“Learning from the experiences of Concordia activists”
A PANEL DISCUSSION FOLLOWED BY A SOCIAL EVENT
Concordia is a breeding ground for activism. From the computer riots to the to G20 organizers, activism has been a big part of the Concordia community. Each panelist will tell a 5 minute story of an activist venture that they took part in while they were at Concordia.
Moderator: Erik Chevrier
Speakers: Yves Engler, Alex Matak, David Bernans, Robert Green, Rodney John, Laith Marouf
Thursday, November 19, 2015 l Hall Building 7th Floor Lounge l 5-7PM
Laith Marouf is half Palestinian-half Syrian and has been active on Palestinian and Indigenous rights in Canada for over 15 years. He served as the National Coordinator of SPHR from 2006-10 and was part of a group of students who shutdown a scheduled speech by Israeli PM Netanyahu at Concordia University in Montreal 2002. Laith is also an award winning multimedia consultant and producer who currently serves as the coordinator of Independent Community Television – Montreal, a project to secure a multilingual community television license. He also works as a consultant with the Community Media Advocacy Centre concentrating on aiding Indigenous communities develop and sustain their own broadcasting projects. Laith worked as the Executive Director of Community University Television (CUTV) and developed its Quebec Spring live broadcasts embedded within the movement (2010-13). He served as the Equity Officer and Board Member for Quebec at the NCRA (2009-11). Laith launched and hosted “Under the Olive Tree” the Palestinian community radio show airing on CKUT 90.3 FM in Montreal and CFRC 101.9 FM in Kingston (2005-10).
Robert Green is a former CSU president (’99-’01). He currently teaches Social Sciences at Westmount High and blogs at MontrealTeachers4Change.org
Dr. David Bernans (PhD York University, 1998) is currently the vice-president of the Syndicat des professionnelles et professionnels du gouvernement du Québec (SPGQ), a union that represents 25,500 professionals that work for the Québec government and Québec’s parapublic bodies.

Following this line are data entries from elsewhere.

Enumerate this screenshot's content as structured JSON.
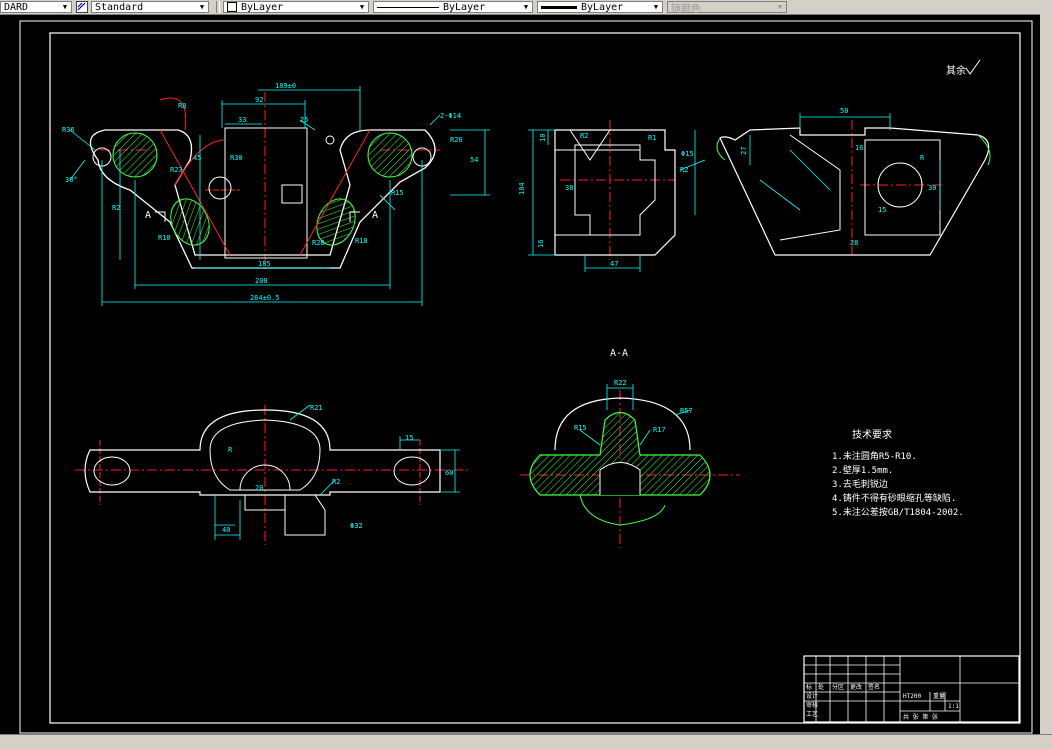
{
  "toolbar": {
    "text_style": "DARD",
    "dim_style": "Standard",
    "layer": "ByLayer",
    "linetype": "ByLayer",
    "lineweight": "ByLayer",
    "plot_style": "随颜色"
  },
  "drawing": {
    "section_title": "A-A",
    "section_mark_left": "A",
    "section_mark_right": "A",
    "roughness_note": "其余",
    "tech_title": "技术要求",
    "tech_notes": [
      "1.未注圆角R5-R10.",
      "2.壁厚1.5mm.",
      "3.去毛刺锐边",
      "4.铸件不得有砂眼缩孔等缺陷.",
      "5.未注公差按GB/T1804-2002."
    ],
    "dims_front": [
      "R36",
      "R26",
      "R20",
      "2-Φ14",
      "33",
      "92",
      "189",
      "3",
      "45",
      "R30",
      "R23",
      "R15",
      "25",
      "6",
      "185",
      "208",
      "264±0.5",
      "R10",
      "R18",
      "R28",
      "R6",
      "R15",
      "A"
    ],
    "dims_side": [
      "10",
      "R2",
      "72",
      "104",
      "47",
      "16",
      "Φ15",
      "38"
    ],
    "dims_right": [
      "50",
      "27",
      "R",
      "30",
      "28"
    ],
    "dims_bottom": [
      "R21",
      "R",
      "20",
      "60",
      "15",
      "40",
      "R2"
    ],
    "dims_section": [
      "R22",
      "R15",
      "R17",
      "R57"
    ],
    "title_block": {
      "scale_cell": "1:1",
      "sheet": "共 张 第 张",
      "material": "HT200"
    }
  },
  "colors": {
    "background": "#000000",
    "cyan": "#00ffff",
    "white": "#ffffff",
    "red": "#ff2020",
    "green": "#00ff00",
    "hatch": "#40ff40"
  }
}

David was an active member of the Concordia community for years, working as a part-time faculty member in the Political Science department, a researcher and archivist for the Concordia Student Union, and a translator for the Education department. David served as the President of the Concordia Graduate Students’ Association and he helped start two unions on Concordia’s campus, CUPE 4512 and TRAC. He is the author of Con U Inc.: Privatization, Marketization and Globalization at Concordia University (and Beyond) (Concordia Student Union, 2001) and North of 9/11 (Cumulus Press, 2006).
Yves Engler has been dubbed “Canada’s version of Noam Chomsky” (Georgia Straight), “one of the most important voices on the Canadian Left today” (Briarpatch), “in the mould of I. F. Stone” (Globe and Mail), “part of that rare but growing group of social critics unafraid to confront Canada’s self-satisfied myths” (Quill & Quire) , “ever-insightful” (rabble.ca), “Chomsky-styled iconoclast” (Counterpunch) and a “Leftist gadfly” (Ottawa Citizen), Yves Engler’s published eight books.

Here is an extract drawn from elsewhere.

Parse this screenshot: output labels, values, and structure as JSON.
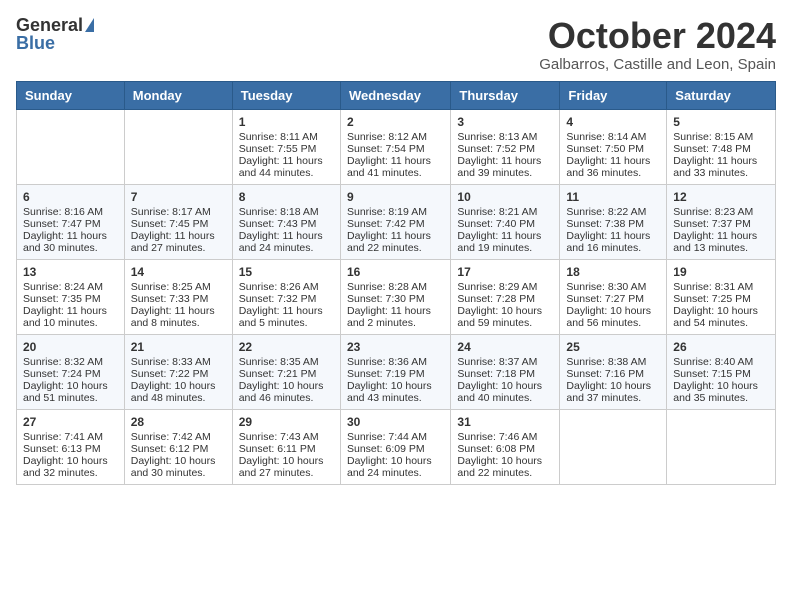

Alex Matak is an activist and nerd who was deeply embedded in the 2011-2012 student strike. A graduate from the Geography, she helped this department become the 3rd department on strike at Concordia, and the only one to successfully shut down all classroom activity for 8 consecutive weeks. Alex was also part of a lot of other sneaky organizing during the strike that she would love to tell you about, now that all academic charges for such activity are far behind her! She is passionate about shining light on structures of power, especially within her own beloved circles of resistance, and working to flatten them. Alex wrote her honours thesis on the student strike, and turned it into the slightly less academic-y zine “What Kind Of Allies Are These?: reflections on power and politics within the 2012 student strike at Concordia University”.
Rodney John was active during the 1960s computer riots at Concordia. Born in St Vincent W. He attended Boys Grammar School on a scholarship. Upon graduation, he taught mathematics at two different high schools, before going to Montreal and enrolling at Sir George Williams University to study Biology in 1965 .He was involved in the student uprising over the course of the 68-69 academic year and consequently did not complete the year. In 1970, he returned to SGUW and completed the BSc degree. In 1972, he began graduate studies in Psychology and completed a PhD in clinical psychology in 1980. Until 1993, he worked as a psychologist in Montreal before leaving for Toronto, where he worked as a consultant with victims of motor vehicle accidents. He then completed a BEd at OISE (UofT) in 1998, as well as Certificate in Dispute Resolution at York University in 1999, and an LLM in Dispute Resolution at York in 2002. From 1993 onward he worked in teaching psychology, and mediation (principally as a family mediator), before retiring 6 years ago .These days, he pursues the art of Tai Chi Chuan.